DVR Project – The Computer

There are a few critical elements to the computer I was seeking, it had to be fairly recent (2Ghz+/- processor speed), it needed a few Gig of memory (either present or at least capable of increase) and the storage needed to be fairly large (IDE 500Gig HD minimum).

The computer also needed to be capable of working with the Ebay 8 channel DVR card (sadly something I never know until it comes time to plug the damn thing in) and finally the computer needed to be inexpensive.

I may have acquired that computer yesterday. An HP Compaq Desktop, 2.8Ghz processor, 500Meg RAM (one slot used and one remaining open, SDRAM) and 40 Gig HD, along with onboard sound, NIC etc etc etc for $89.99 – A clean $100 after the gummint took their due).

New DVR Computer?

The only problem with the PC appears to be the HP specific half height PCI slots, but thankfully the DVR card is half height, and it was a moments work with tin snips to get the card to fit with the case closed. Some quick exploring in Ubuntu and I confirmed that at least it was seeing 8 video devices (a good start), although all kinds of hardware detection errors kept threatening to rain on my parade.

In the end the card works fine. Up and running within a few hours. Higher resolution and frame rates chewed through 50% of the 40Gig drive in about 3 hours of experimentation (that was just one camera 640×480 at 25fps), upgrades are going to be imperative.

More experimentation with different distributions of Linux to see how much I can decrease the overhead without making the thing any more unfriendly than absolutely required.
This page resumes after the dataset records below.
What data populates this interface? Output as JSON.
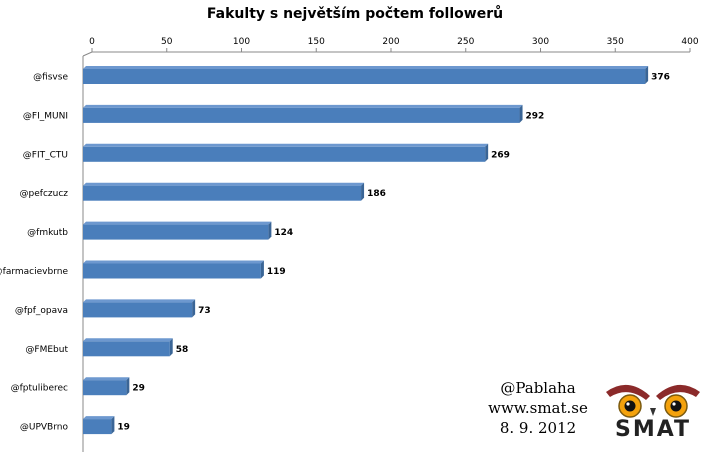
{
  "chart_data": {
    "type": "bar",
    "orientation": "horizontal",
    "title": "Fakulty s největším počtem followerů",
    "categories": [
      "@fisvse",
      "@FI_MUNI",
      "@FIT_CTU",
      "@pefczucz",
      "@fmkutb",
      "@farmacievbrne",
      "@fpf_opava",
      "@FMEbut",
      "@fptuliberec",
      "@UPVBrno"
    ],
    "values": [
      376,
      292,
      269,
      186,
      124,
      119,
      73,
      58,
      29,
      19
    ],
    "xlim": [
      0,
      400
    ],
    "ticks": [
      "0",
      "50",
      "100",
      "150",
      "200",
      "250",
      "300",
      "350",
      "400"
    ],
    "x_axis_position": "top",
    "grid": false,
    "bar_color": "#4a7ebb",
    "bar_edge_color": "#3a6596"
  },
  "credit": {
    "author": "@Pablaha",
    "website": "www.smat.se",
    "date": "8. 9. 2012"
  },
  "logo": {
    "text": "SMAT",
    "description_icon": "owl-eyes-logo"
  }
}
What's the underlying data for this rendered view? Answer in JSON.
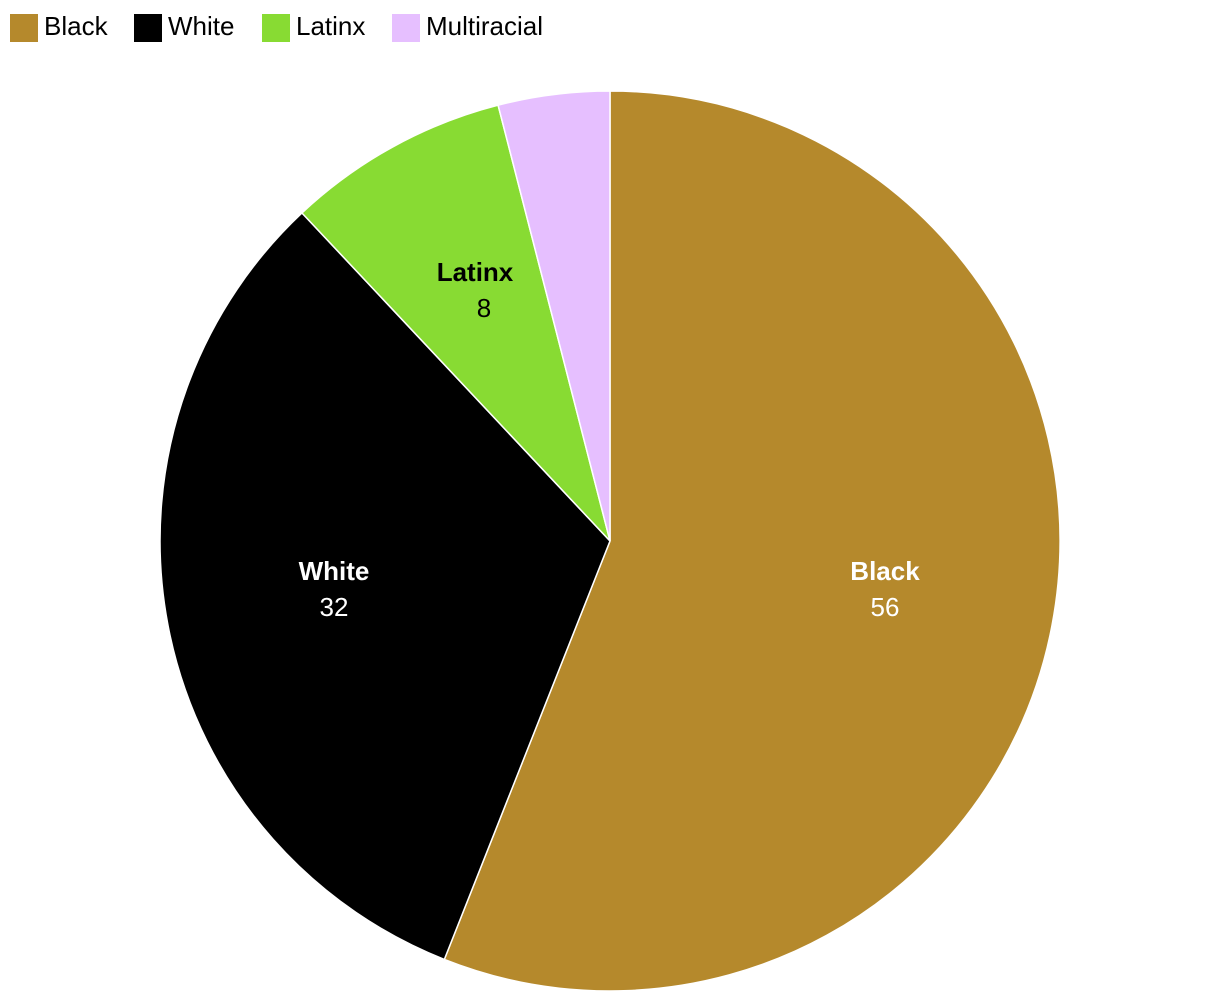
{
  "chart_data": {
    "type": "pie",
    "categories": [
      "Black",
      "White",
      "Latinx",
      "Multiracial"
    ],
    "values": [
      56,
      32,
      8,
      4
    ],
    "colors": [
      "#b5892c",
      "#000000",
      "#88db33",
      "#e6bfff"
    ],
    "legend": "top-left"
  }
}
Update: Satisfied that the DVR card works, I’m proceeding with upgrading both memory and storage, this requires some bargain shopping for DDR Ram and a 500Gig IDE drive so may take a bit of time. The good news is that experimentation with Linux doesn’t have to wait for the upgrades.


  1. Ted Onyszczak says:

    What compression does it record to MPEG, DV, H264? These things all make a difference and in Linux it can be hard optimizing CODECS, as it’s a little less plug-and-play.

  2. Ted Onyszczak says:

    PS, NTSC standard is 29.97 FPS if you ever plan to off-load, say to DVD. Don’t get me started about why 29.97 and not 30, it’s a herculean cluster fuck.

  3. Erik says:

    Actually I’m pretty sure it records each frame as a JPEG and then binds them together as needed, using (at least in the machine I have running) cambozola (A java viewer to stream them).
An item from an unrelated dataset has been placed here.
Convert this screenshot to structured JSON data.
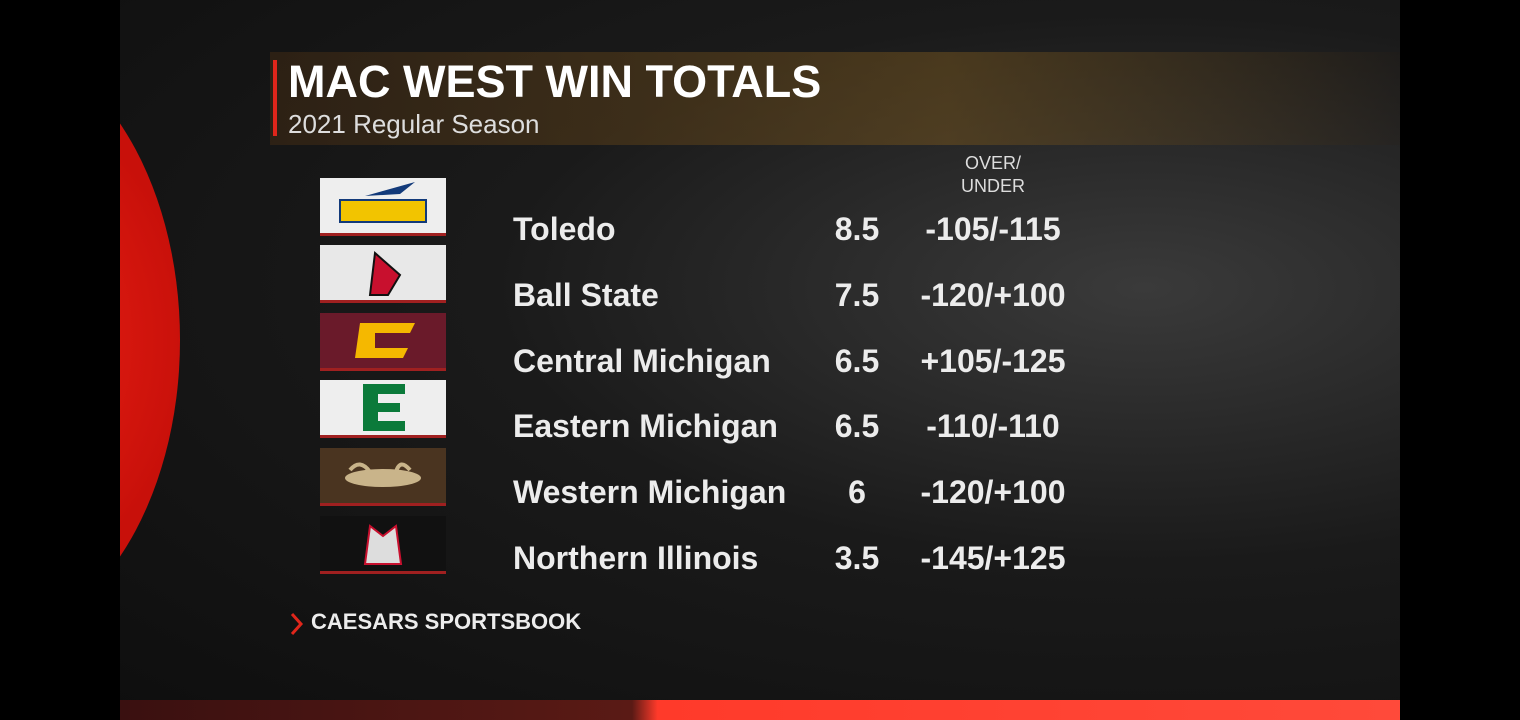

    There are also some optimization steps that I have yet to familiarize myself with, but the gist of it is that compression out of the box is hardly optimal (some tweaking required).

  4. Ted Onyszczak says:

    That would be m-jpeg, or motion j-peg, an older standard. I used to use it 7-8 years ago. The difference between that and say DVD is that MPEG keyframes, every 5 frames or so, to save size, whereas each m-jpeg frame is self contained, therefore uses more space. But Less, than DV. Are you planning to keep it 640X480? I used to go 320X240 and it still looked pretty good even projected on the huge screen in our mixing room. Better than VHS anyway.

  5. Erik says:

    I’m still doing some reading on how they’ve dealt with issues since I installed my current system, looks like I have some playing around to do.

    Resolution? A variety actually. A few cameras recorded at 640×480, the majority at 388×260 (or some mutant slightly larger 320×240 res), variable frame rates to reduce processor load (typically 5fps, kicking up to 15fps for alarms).

    Going to spend some time coming up with an optimal configuration (smarter motion detection increases processor load, higher frame rate and resolution increases processor load, compromise compromise compromise).

    Going to upgrade the RAM and HDD and see how it handles it. More playing ahead!